BACK TO ALL POSTS

Humans of DataHub: Pablo Ochoa

Humans of DataHub

Community

Open Source

Data Engineering

Engineering

Elizabeth Cohen

Feb 9, 2023

Humans of DataHub

Community

Open Source

Data Engineering

Engineering

Humans of Datahub

Humans of Datahub

Before the winter holidays, the Acryl team (Maggie Hays, DataHub Community Product Manager, and Paul Logan, Developer Relations Lead) sat down with Pablo Ochoa, Data Governance and Big Data Architect at Graphenus.

Pablo Ochoa, Data Governance and Big Data Architect at Graphenus.

Pablo Ochoa, Data Governance and Big Data Architect at Graphenus.

In this conversation, Pablo shares his journey to DataHub, what DataHub has enabled within Graphenus, his favorite features, and more. You don’t want to miss this conversation!

Humans of DataHub interview with Pablo Ochoa, closed captioning provided via Youtube

Conversation Transcript & Highlights

Edited for brevity & clarity

Maggie Hays: Welcome, folks to another round of Humans of DataHub. Today, we are joined by my colleague Paul from our Dev Rel team. And also Pablo Ochoa, from our DataHub Community. Pablo, give us an introduction, tell us who you are, where you work what you do all that.

Pablo Ochoa: I’m from Spain, and I’m currently working at a company called Graphenus. That is also based here in Spain. We’re a Big Data platform known for its security, its versatility. I’m a big data and data governance consultant, and I’m responsible for the development.

Maggie Hays: Awesome. You’ve been in the DataHub community for a bit, how did you find DataHub? Like, what were the reasons that you were starting to even look for a metadata platform or data catalog?

Pablo Ochoa: About a kind of a year ago, we began to ask ourselves what we were looking for; we wanted a data governance tool, but we weren’t sure where to begin or which was the best. So we kind of did a bit of studying and research. After a few months of studying different products, we finally decided to choose DataHub, because it stood out for its state-of-the-art architecture and dependencies. And also because it’s easy to deploy.

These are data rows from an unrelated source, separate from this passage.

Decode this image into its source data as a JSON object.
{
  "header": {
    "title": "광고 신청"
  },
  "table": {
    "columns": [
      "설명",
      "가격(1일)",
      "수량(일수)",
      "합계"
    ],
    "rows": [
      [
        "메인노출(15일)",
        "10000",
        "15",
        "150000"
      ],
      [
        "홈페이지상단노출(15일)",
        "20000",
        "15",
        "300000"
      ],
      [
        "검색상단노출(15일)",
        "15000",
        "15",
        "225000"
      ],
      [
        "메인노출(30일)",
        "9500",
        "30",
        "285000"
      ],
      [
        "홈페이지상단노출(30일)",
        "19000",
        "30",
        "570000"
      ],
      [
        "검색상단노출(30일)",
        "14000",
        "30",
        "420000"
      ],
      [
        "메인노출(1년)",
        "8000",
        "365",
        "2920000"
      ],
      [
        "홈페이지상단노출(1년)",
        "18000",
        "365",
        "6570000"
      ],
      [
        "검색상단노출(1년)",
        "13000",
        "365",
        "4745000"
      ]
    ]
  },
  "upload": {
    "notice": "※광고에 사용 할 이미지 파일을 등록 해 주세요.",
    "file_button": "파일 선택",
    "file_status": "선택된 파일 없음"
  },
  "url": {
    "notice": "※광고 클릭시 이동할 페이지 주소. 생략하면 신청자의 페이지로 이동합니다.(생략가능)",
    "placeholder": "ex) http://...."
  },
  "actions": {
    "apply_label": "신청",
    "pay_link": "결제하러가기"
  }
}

Paul Logan: You’ve been so active in the Community since you joined, and we’re grateful for that. And one of the things that we’re curious about is, what do you enjoy most about the DataHub Community? What keeps you going?

Pablo Ochoa: It’s kind of the variety and the knowledge of people, like at least, in my opinion, kind of great part of the community is there’s no expect​​ion for everyone to be an expert in everything; there’s a lot of people and such a lot of interest in helping each other like everyone works together and helps where they can. It’s like the dream team; we have been in other people’s shoes, and we have deployed DataHub, maybe we have encountered some problems that people are currently struggling with. Because of our experience, we are able to offer help and guidance. It’s great; the kindness of these people, eager to help you at any time. Like really, any time! There are people in the United States, India, Europe…

Maggie Hays: Seriously, everywhere! From what I can tell, I think we have people from like 58–62 countries, which is just remarkable, right? It’s just totally remarkable. And so yeah, it’s any time of the day, there’s a conversation. Although, it’s a good reminder to turn your phone off sometimes, [being unplugged] is important, too.

Paul Logan: What has DataHub enabled within your organization? What are some of your favorite features?

Pablo Ochoa: Well, ingestion is one of my favorite things. For example, automated metadata ingestion; it allows our users to get metadata information from all of their data tools. So it’s kind of having a centralized place in some sort. You know, being able to define those returns or even domains that will have you either understand things better or to have everything in separate boxes. Nothing gets confused. So yeah, those are the two most remarkable things.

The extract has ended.